On many occasions, the Government takes over the management of the estates of minors, lunatics and persons incapable of managing their own property in order to secure due care and management of the estates concerned. There are two pieces of legislation which govern such administrative take over. One is the Bombay Court of Wards Act (I of 1905) and the other an Union Act, the Guardians and Wards Act (VII of 1890). In the case of persons incapable of managing their own property, assumption of superintendence of the estates is undertaken only when the estate is encumbered with debt or is mismanaged or has no one capable of taking proper care of it, and Government is of opinion that it is expedient in the public interest to preserve the property of the person for the benefit of his family provided that the property is of such value that it will be economical for management by Government agency.

Court of Wards Act.

Under the Bombay Court of Wards Act, the Collector of Dhulia is the Court of Wards within the limits of his jurisdiction. The State Government has, however, powers to appoint, in lieu of the Collector, either a Special Officer or board consisting of two or more officers to be the Court of Wards. A provision is made for the delegation of powers of the Court of Wards to the Assistant or Deputy Collector. The Court of Wards is empowered to assume superintendence of the properties of any land holder or any pension holder who is "disqualified to manage his or her own property". Those who are deemed to be disqualified are (a) minors, (b) females declared by the District Court as unfit to manage their property, (c) persons declared by the District Court to be incapable or unfit to manage their own property and (d) persons adjudged by a competent Civil Court to be of unsound mind and hence incapable of managing their own affairs. The Court of Wards, however, cannot assume superintendence of the property of any minor for the management of whose property a caretaker has been appointed by will or other instrument or under section 7(i) of the Guardians and Wards Act.

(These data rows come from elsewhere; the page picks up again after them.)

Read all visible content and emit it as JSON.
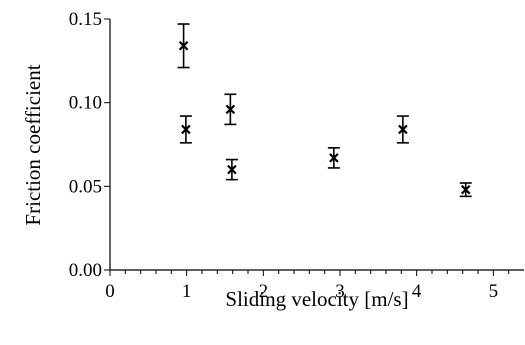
{
  "chart_data": {
    "type": "scatter",
    "title": "",
    "xlabel": "Sliding velocity [m/s]",
    "ylabel": "Friction coefficient",
    "xlim": [
      0,
      5.4
    ],
    "ylim": [
      0,
      0.15
    ],
    "x_ticks": [
      "0",
      "1",
      "2",
      "3",
      "4",
      "5"
    ],
    "y_ticks": [
      "0.00",
      "0.05",
      "0.10",
      "0.15"
    ],
    "grid": false,
    "marker": "x",
    "series": [
      {
        "points": [
          {
            "x": 0.96,
            "y": 0.134,
            "err": 0.013
          },
          {
            "x": 0.99,
            "y": 0.084,
            "err": 0.008
          },
          {
            "x": 1.57,
            "y": 0.096,
            "err": 0.009
          },
          {
            "x": 1.59,
            "y": 0.06,
            "err": 0.006
          },
          {
            "x": 2.92,
            "y": 0.067,
            "err": 0.006
          },
          {
            "x": 3.82,
            "y": 0.084,
            "err": 0.008
          },
          {
            "x": 4.64,
            "y": 0.048,
            "err": 0.004
          }
        ]
      }
    ]
  }
}
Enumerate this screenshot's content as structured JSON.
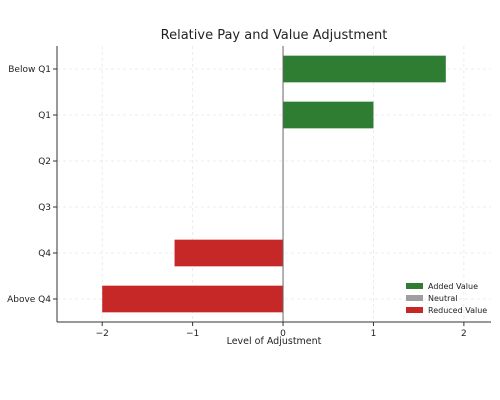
{
  "chart_data": {
    "type": "bar",
    "orientation": "horizontal",
    "title": "Relative Pay and Value Adjustment",
    "xlabel": "Level of Adjustment",
    "ylabel": "",
    "xlim": [
      -2.5,
      2.3
    ],
    "xticks": [
      -2,
      -1,
      0,
      1,
      2
    ],
    "xtick_labels": [
      "−2",
      "−1",
      "0",
      "1",
      "2"
    ],
    "grid": true,
    "legend_position": "bottom-right",
    "categories": [
      "Below Q1",
      "Q1",
      "Q2",
      "Q3",
      "Q4",
      "Above Q4"
    ],
    "values": [
      1.8,
      1.0,
      0,
      0,
      -1.2,
      -2.0
    ],
    "bar_groups": [
      "Added Value",
      "Added Value",
      "Neutral",
      "Neutral",
      "Reduced Value",
      "Reduced Value"
    ],
    "legend": [
      {
        "label": "Added Value",
        "color": "#2e7d32"
      },
      {
        "label": "Neutral",
        "color": "#9e9e9e"
      },
      {
        "label": "Reduced Value",
        "color": "#c62828"
      }
    ]
  }
}
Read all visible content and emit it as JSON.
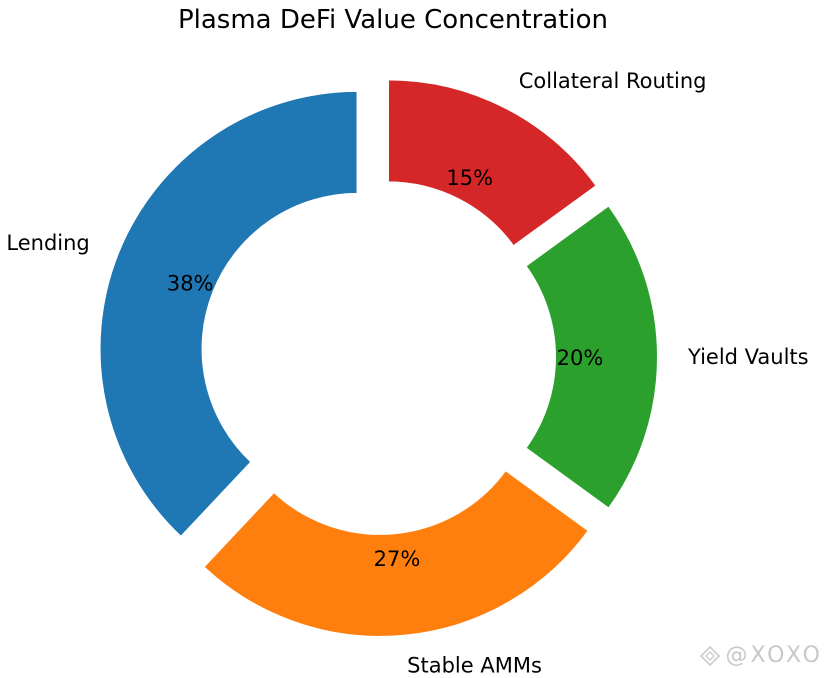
{
  "chart_data": {
    "type": "pie",
    "title": "Plasma DeFi Value Concentration",
    "slices": [
      {
        "label": "Lending",
        "value": 38,
        "pct_label": "38%",
        "color": "#1f77b4"
      },
      {
        "label": "Stable AMMs",
        "value": 27,
        "pct_label": "27%",
        "color": "#ff7f0e"
      },
      {
        "label": "Yield Vaults",
        "value": 20,
        "pct_label": "20%",
        "color": "#2ca02c"
      },
      {
        "label": "Collateral Routing",
        "value": 15,
        "pct_label": "15%",
        "color": "#d62728"
      }
    ],
    "donut": true,
    "exploded": true
  },
  "watermark": {
    "text": "@XOXO"
  }
}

In 1964, there were 17 estates under the superintendence of the Collector of Dhulia as Court of Wards. The gross income and the total expenditure on account of these estates was Rs. 31,233 and Rs. 30,917, respectively.

Guardian and Wards Act.

Consequent upon the separation of Judiciary from the Executive the Government decided to entrust the work of management of minor's estates to the Collectors. Accordingly, the Collector of Dhulia cook over the management of 40 estates. In 1962-63, there were only nine estates under the management of the Collector, rest having been released on minors attaining majority. During the year, the total income from these estates was Rs. 24,468 and the expenditure worked to Rs. 24,316.